The US Dollar fell across the board following a surge in global risk appetite. Solid corporate earnings by General Electric and a record high in a German confidence survey helped drag the safe-haven greenback lower, triggering a 0.84% loss on the day against a trade-weighted basket of currencies. The Dollar Index (DXY) reversed lower after briefly probing above the key 78.820 pivot, which served as former platform support and the neckline of the latest double top formation.
Today's bearish price-action also marks the first close below the midpoint of the November advance. The next downside target is 77.842, where the 61.8% retracement lies. If a corrective rally fails to materialize above the broken 50% retracement at 78.538, then the double top target could be in the cards. Ironically, this measured move coincides with long-term trendline support that originates from the all-time lows. Moreover, this would also equate to a retest of critical support at 22 for the Dollar Index ETF (UUP).

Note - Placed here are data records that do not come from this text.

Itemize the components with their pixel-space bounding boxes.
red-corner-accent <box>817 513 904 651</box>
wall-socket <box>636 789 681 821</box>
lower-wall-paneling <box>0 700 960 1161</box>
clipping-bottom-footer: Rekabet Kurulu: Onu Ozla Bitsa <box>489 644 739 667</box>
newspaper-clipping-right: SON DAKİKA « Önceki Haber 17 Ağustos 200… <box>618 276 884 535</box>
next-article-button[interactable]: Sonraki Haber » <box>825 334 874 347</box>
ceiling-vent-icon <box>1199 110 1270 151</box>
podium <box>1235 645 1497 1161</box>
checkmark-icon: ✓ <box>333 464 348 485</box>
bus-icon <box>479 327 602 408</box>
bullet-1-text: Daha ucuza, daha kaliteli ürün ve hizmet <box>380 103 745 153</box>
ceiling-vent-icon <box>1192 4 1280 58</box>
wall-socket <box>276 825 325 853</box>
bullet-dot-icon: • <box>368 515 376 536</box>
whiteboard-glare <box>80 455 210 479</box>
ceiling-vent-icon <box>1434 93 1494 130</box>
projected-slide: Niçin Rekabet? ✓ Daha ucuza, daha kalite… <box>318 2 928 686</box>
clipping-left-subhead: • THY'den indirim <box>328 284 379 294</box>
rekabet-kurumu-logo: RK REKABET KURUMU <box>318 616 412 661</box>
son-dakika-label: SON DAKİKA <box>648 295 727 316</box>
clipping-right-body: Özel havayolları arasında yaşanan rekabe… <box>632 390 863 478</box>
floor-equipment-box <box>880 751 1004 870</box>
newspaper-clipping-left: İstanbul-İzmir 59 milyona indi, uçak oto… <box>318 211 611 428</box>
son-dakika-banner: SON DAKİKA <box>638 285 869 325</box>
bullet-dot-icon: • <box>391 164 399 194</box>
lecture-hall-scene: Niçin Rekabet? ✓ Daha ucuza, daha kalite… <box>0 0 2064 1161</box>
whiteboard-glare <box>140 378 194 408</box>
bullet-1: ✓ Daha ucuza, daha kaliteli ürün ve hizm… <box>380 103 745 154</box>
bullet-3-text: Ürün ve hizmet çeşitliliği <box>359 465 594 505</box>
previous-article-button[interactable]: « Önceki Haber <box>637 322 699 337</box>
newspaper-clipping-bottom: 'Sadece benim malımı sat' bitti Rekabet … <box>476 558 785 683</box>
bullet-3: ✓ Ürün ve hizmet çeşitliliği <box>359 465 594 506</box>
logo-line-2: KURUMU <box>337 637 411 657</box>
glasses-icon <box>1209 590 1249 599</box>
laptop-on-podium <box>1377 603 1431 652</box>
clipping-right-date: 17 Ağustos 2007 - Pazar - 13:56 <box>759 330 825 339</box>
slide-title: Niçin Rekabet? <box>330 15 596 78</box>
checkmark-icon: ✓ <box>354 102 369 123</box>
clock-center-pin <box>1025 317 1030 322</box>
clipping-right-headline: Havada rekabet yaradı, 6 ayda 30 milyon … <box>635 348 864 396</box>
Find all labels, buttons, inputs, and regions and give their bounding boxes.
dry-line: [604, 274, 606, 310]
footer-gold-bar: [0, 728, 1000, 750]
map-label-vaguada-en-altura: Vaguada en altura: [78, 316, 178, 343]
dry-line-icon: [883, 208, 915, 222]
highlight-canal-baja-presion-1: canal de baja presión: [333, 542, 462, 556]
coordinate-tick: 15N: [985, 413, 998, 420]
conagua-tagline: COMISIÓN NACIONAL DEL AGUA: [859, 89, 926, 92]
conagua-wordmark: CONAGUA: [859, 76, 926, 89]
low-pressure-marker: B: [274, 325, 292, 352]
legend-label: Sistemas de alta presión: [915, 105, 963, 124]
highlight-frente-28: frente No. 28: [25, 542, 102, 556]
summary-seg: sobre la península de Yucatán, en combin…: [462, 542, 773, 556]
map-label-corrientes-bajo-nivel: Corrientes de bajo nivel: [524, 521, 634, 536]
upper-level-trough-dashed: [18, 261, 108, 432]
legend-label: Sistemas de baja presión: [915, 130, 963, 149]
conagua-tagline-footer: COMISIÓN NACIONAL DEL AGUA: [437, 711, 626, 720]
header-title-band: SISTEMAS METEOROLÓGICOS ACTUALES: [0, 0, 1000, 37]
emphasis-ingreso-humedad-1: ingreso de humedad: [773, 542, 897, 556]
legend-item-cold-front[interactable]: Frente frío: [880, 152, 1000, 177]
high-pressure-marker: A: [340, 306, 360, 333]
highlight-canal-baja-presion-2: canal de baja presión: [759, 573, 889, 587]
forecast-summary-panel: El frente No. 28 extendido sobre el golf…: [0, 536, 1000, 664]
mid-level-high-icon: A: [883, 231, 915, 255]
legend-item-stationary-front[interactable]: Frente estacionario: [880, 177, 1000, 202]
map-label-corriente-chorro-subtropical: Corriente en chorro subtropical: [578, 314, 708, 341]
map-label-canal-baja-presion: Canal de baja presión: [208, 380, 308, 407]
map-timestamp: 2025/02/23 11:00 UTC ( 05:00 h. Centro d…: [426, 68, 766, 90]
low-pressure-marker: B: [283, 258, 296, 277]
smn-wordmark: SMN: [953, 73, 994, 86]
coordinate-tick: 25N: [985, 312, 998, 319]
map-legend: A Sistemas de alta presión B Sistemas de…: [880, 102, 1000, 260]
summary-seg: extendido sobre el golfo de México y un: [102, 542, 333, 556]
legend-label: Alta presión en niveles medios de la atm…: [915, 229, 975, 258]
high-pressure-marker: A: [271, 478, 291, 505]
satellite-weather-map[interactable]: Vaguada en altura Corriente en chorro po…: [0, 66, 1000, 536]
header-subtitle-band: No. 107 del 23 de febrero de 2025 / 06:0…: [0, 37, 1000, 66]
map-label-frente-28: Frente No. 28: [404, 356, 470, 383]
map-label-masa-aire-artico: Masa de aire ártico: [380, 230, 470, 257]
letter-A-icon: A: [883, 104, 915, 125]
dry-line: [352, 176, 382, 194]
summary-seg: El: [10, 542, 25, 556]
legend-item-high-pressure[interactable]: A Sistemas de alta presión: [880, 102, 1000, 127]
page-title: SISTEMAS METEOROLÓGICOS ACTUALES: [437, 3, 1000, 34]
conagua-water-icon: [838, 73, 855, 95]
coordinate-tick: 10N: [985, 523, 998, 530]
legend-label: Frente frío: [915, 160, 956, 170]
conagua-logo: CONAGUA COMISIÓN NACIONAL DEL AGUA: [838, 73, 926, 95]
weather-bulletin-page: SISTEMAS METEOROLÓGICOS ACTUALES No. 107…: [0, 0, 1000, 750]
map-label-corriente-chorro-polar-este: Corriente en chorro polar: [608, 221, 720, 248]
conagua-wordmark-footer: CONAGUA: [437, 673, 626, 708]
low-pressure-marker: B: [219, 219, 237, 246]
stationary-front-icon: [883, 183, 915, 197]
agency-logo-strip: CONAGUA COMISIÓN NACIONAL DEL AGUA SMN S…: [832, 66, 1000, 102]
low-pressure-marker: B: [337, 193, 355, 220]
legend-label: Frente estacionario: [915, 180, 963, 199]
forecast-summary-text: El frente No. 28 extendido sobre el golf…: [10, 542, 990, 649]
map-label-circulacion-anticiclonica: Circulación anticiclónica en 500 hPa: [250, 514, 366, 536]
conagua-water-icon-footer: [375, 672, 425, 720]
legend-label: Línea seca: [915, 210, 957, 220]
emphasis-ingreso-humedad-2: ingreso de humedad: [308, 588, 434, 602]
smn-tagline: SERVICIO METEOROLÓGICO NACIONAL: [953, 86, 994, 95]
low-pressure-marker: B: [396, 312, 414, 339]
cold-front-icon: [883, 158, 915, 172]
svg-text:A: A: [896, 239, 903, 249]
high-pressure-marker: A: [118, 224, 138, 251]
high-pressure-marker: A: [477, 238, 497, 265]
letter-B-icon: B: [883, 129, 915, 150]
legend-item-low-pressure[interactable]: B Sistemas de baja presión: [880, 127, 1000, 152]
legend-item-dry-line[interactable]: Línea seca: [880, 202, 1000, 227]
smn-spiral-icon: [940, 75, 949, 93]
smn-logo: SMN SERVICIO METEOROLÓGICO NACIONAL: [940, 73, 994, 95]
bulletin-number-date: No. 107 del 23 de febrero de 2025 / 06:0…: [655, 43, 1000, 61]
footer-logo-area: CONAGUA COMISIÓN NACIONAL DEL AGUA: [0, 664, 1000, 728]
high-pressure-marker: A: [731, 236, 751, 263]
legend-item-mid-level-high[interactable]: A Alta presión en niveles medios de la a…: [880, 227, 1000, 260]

While a weekly bearish engulfment pattern was confirmed with this week's follow-through weakness, there is a glimmer of hope for dollar bulls. Often when price-action closes at the lows of the week, it is often representive of a short-term selling exhaustion. Also, the latest CFTC Commitment of Traders report demonstrated that euro speculators had flipped to a small net-long position earlier in the week. This suggests the completion of short-covering for the EUR/USD and could limit gains in the near-term.
Meanwhile, the highly correlated 2-year EU/US yield gap tested the November high before consolidating for the remainder of the North American session. A move above the +68 basis point differential would mark a fresh 2-year high in the EU's favor. As such, the euro should continue to outperform while european peripheral yield spreads narrow and yield differentials vs. the US continue to widen.